AthlétismeEn 2011, un athlète sur trois se dopait!

Une étude réalisée conjointement à Tübingen et à Harvard débouche sur des chiffres alarmants. Le sondage remonte aux Mondiaux de Daegu.

par
LeMatin.ch
En finale de discipline des Mondiaux de Daegu, deux à trois athlètes sur huit en moyenne étaient dopés.

En finale de discipline des Mondiaux de Daegu, deux à trois athlètes sur huit en moyenne étaient dopés.

AFP

C'est le résultat d'une étude menée en 2011 par une équipe de neuf chercheurs de l’université allemande de Tübingen et de l’école de médecine de Harvard, aux États-Unis: un tiers des athlètes de haut niveau auraient eu recours à un produit dopant au cours de leur carrière. Un compétiteur sur trois dans les épreuves d’athlétisme, soit en moyenne deux à trois des huit finalistes.

L’étude remonte donc à six ans. Elle a été réalisée à l’occasion des championnats du monde d’athlétisme de Daegu, en Corée du Sud. Commandée par l’Agence mondiale antidopage (AMA), elle a tardé à être diffusée. La raison? Selon la version officielle, l’AMA et l’IAAF (la Fédération internationale d'athlétisme) ne parvenaient pas à se mettre d’accord sur les conditions de sa publication.

Finalement publiée dans le journal Sports Medicine, l’enquête a été réalisée en interrogeant individuellement les athlètes, mais en leur assurant l’anonymat des réponses. Menée aux Mondiaux 2011 de Daegu, elle a été doublée par une enquête similaire aux Jeux Panarabes, organisés la même année. Au total, ce sont 2167 athlètes qui ont été sondés, sur les 5000 qui ont participé à l’une ou l’autre de ces deux compétitions.

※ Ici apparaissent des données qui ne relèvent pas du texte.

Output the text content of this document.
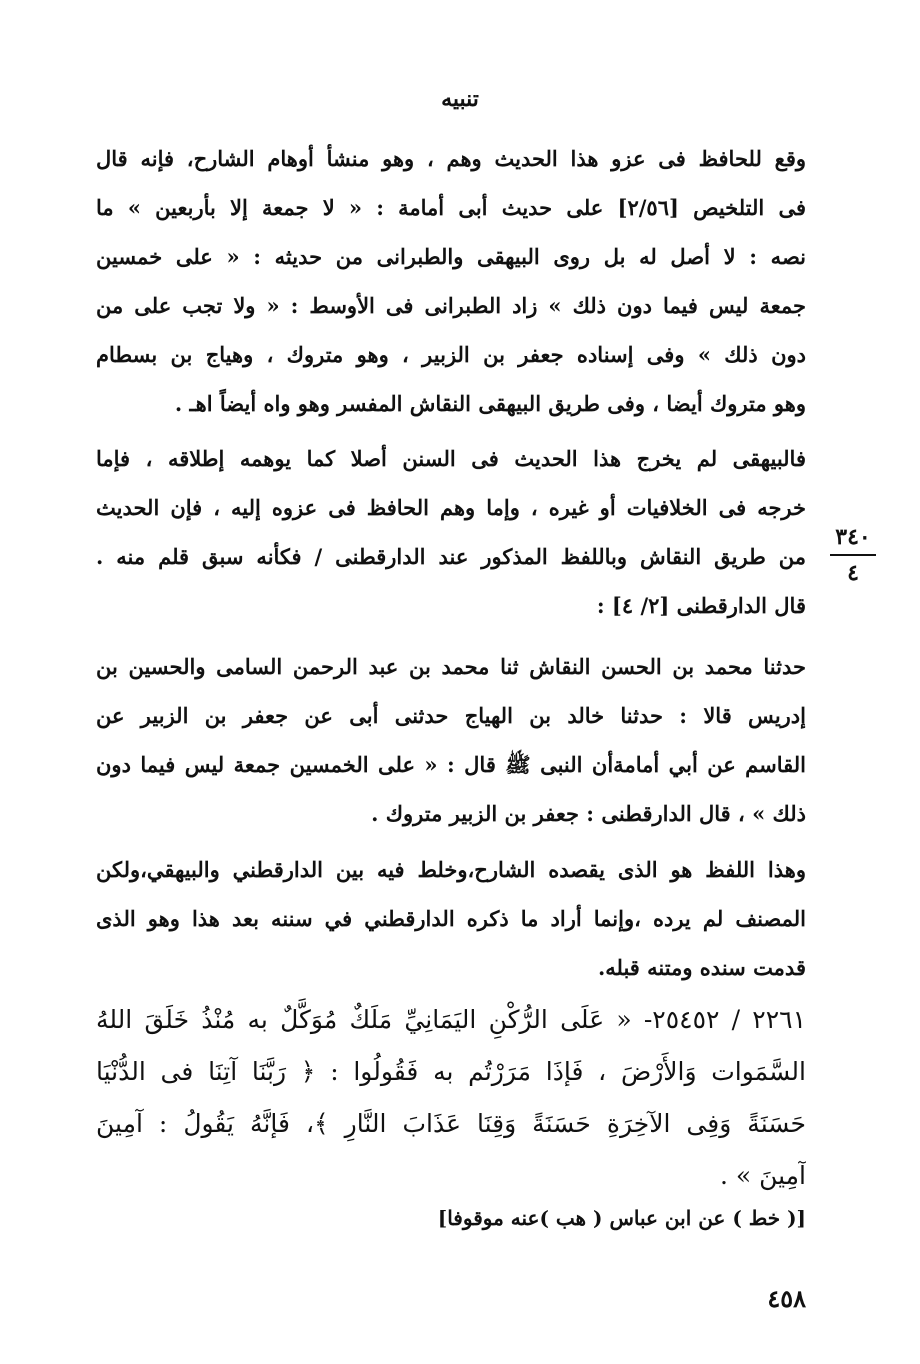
تنبيه
وقع للحافظ فى عزو هذا الحديث وهم ، وهو منشأ أوهام الشارح، فإنه قال
فى التلخيص [٢/٥٦] على حديث أبى أمامة : « لا جمعة إلا بأربعين » ما
نصه : لا أصل له بل روى البيهقى والطبرانى من حديثه : « على خمسين
جمعة ليس فيما دون ذلك » زاد الطبرانى فى الأوسط : « ولا تجب على من
دون ذلك » وفى إسناده جعفر بن الزبير ، وهو متروك ، وهياج بن بسطام
وهو متروك أيضا ، وفى طريق البيهقى النقاش المفسر وهو واه أيضاً اهـ .
فالبيهقى لم يخرج هذا الحديث فى السنن أصلا كما يوهمه إطلاقه ، فإما
خرجه فى الخلافيات أو غيره ، وإما وهم الحافظ فى عزوه إليه ، فإن الحديث
من طريق النقاش وباللفظ المذكور عند الدارقطنى / فكأنه سبق قلم منه .
قال الدارقطنى [٢/ ٤] :
حدثنا محمد بن الحسن النقاش ثنا محمد بن عبد الرحمن السامى والحسين بن
إدريس قالا : حدثنا خالد بن الهياج حدثنى أبى عن جعفر بن الزبير عن
القاسم عن أبي أمامةأن النبى ﷺ قال : « على الخمسين جمعة ليس فيما دون
ذلك » ، قال الدارقطنى : جعفر بن الزبير متروك .
وهذا اللفظ هو الذى يقصده الشارح،وخلط فيه بين الدارقطني والبيهقي،ولكن
المصنف لم يرده ،وإنما أراد ما ذكره الدارقطني في سننه بعد هذا وهو الذى
قدمت سنده ومتنه قبله.
٢٢٦١ / ٢٥٤٥٢- « عَلَى الرُّكْنِ اليَمَانِيِّ مَلَكٌ مُوَكَّلٌ به مُنْذُ خَلَقَ اللهُ
السَّمَوات وَالأَرْضَ ، فَإذَا مَرَرْتُم به فَقُولُوا : ﴿ رَبَّنَا آتِنَا فى الدُّنْيَا
حَسَنَةً وَفِى الآخِرَةِ حَسَنَةً وَقِنَا عَذَابَ النَّارِ ﴾، فَإنَّهُ يَقُولُ : آمِينَ
آمِينَ » .
[( خط ) عن ابن عباس ( هب )عنه موقوفا]
٣٤٠
٤
٤٥٨
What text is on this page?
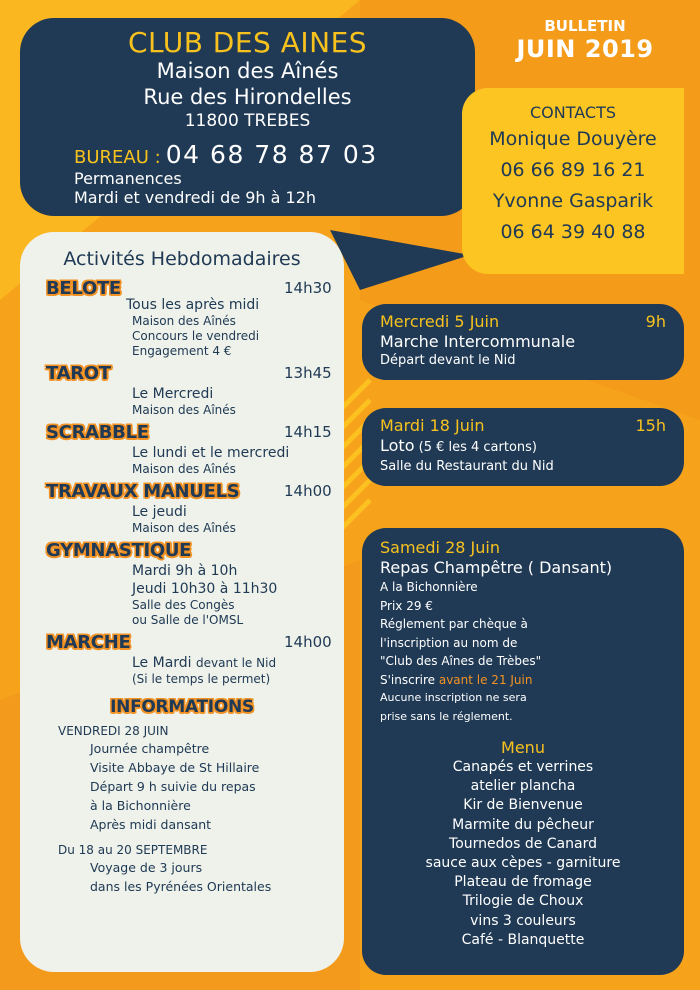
CLUB DES AINES
Maison des Aînés
Rue des Hirondelles
11800 TREBES
BUREAU : 04 68 78 87 03
Permanences
Mardi et vendredi de 9h à 12h
BULLETIN
JUIN 2019
CONTACTS
Monique Douyère
06 66 89 16 21
Yvonne Gasparik
06 64 39 40 88
Activités Hebdomadaires
BELOTE	14h30
Tous les après midi
Maison des Aînés
Concours le vendredi
Engagement 4 €
TAROT	13h45
Le Mercredi
Maison des Aînés
SCRABBLE	14h15
Le lundi et le mercredi
Maison des Aînés
TRAVAUX MANUELS	14h00
Le jeudi
Maison des Aînés
GYMNASTIQUE
Mardi 9h à 10h
Jeudi 10h30 à 11h30
Salle des Congès
ou Salle de l'OMSL
MARCHE	14h00
Le Mardi devant le Nid
(Si le temps le permet)
INFORMATIONS
VENDREDI 28 JUIN
Journée champêtre
Visite Abbaye de St Hillaire
Départ 9 h suivie du repas
à la Bichonnière
Après midi dansant
Du 18 au 20 SEPTEMBRE
Voyage de 3 jours
dans les Pyrénées Orientales
Mercredi 5 Juin	9h
Marche Intercommunale
Départ devant le Nid
Mardi 18 Juin	15h
Loto (5 € les 4 cartons)
Salle du Restaurant du Nid
Samedi 28 Juin
Repas Champêtre ( Dansant)
A la Bichonnière
Prix 29 €
Réglement par chèque à
l'inscription au nom de
"Club des Aînes de Trèbes"
S'inscrire avant le 21 Juin
Aucune inscription ne sera
prise sans le réglement.
Menu
Canapés et verrines
atelier plancha
Kir de Bienvenue
Marmite du pêcheur
Tournedos de Canard
sauce aux cèpes - garniture
Plateau de fromage
Trilogie de Choux
vins 3 couleurs
Café - Blanquette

Aux Mondiaux de Daegu, entre 30 et 31% des athlètes interrogés ont répondu par l’affirmative à la question: «Avez-vous enfreint volontairement les règlements antidopage en utilisant des substances ou des méthodes interdites au cours des 12 derniers mois?»

A la lecture de ces chiffres, il n'est pas inutile de rappeler que le pourcentage des athlètes contrôlés positifs aux Mondiaux de Daegu 2011 représentait seulement... 0,5% des compétiteurs. Il atteignait 3,6% la même année aux Jeux Panarabes.

On est loin des proportions qui viennent d'être publiés, ce qui ne saurait remettre leur véracité en cause. «Je connais les questions que les enquêteurs ont posées et le sérieux des données, les résultats sont terrifiants», a ainsi précisé Clemens Prokop, le président de la Fédération allemande d’athlétisme.

Dans un communiqué publié ce mardi, l’IAAF a commenté les résultats de l’enquête, s’exprimant au nom de sa commission d’éthique: «Il ne fait aucun doute que le nombre d’athlètes dopés dans l’athlétisme est significativement supérieur à celui de ceux convaincus de dopage lors de tests». On ne saurait mieux dire.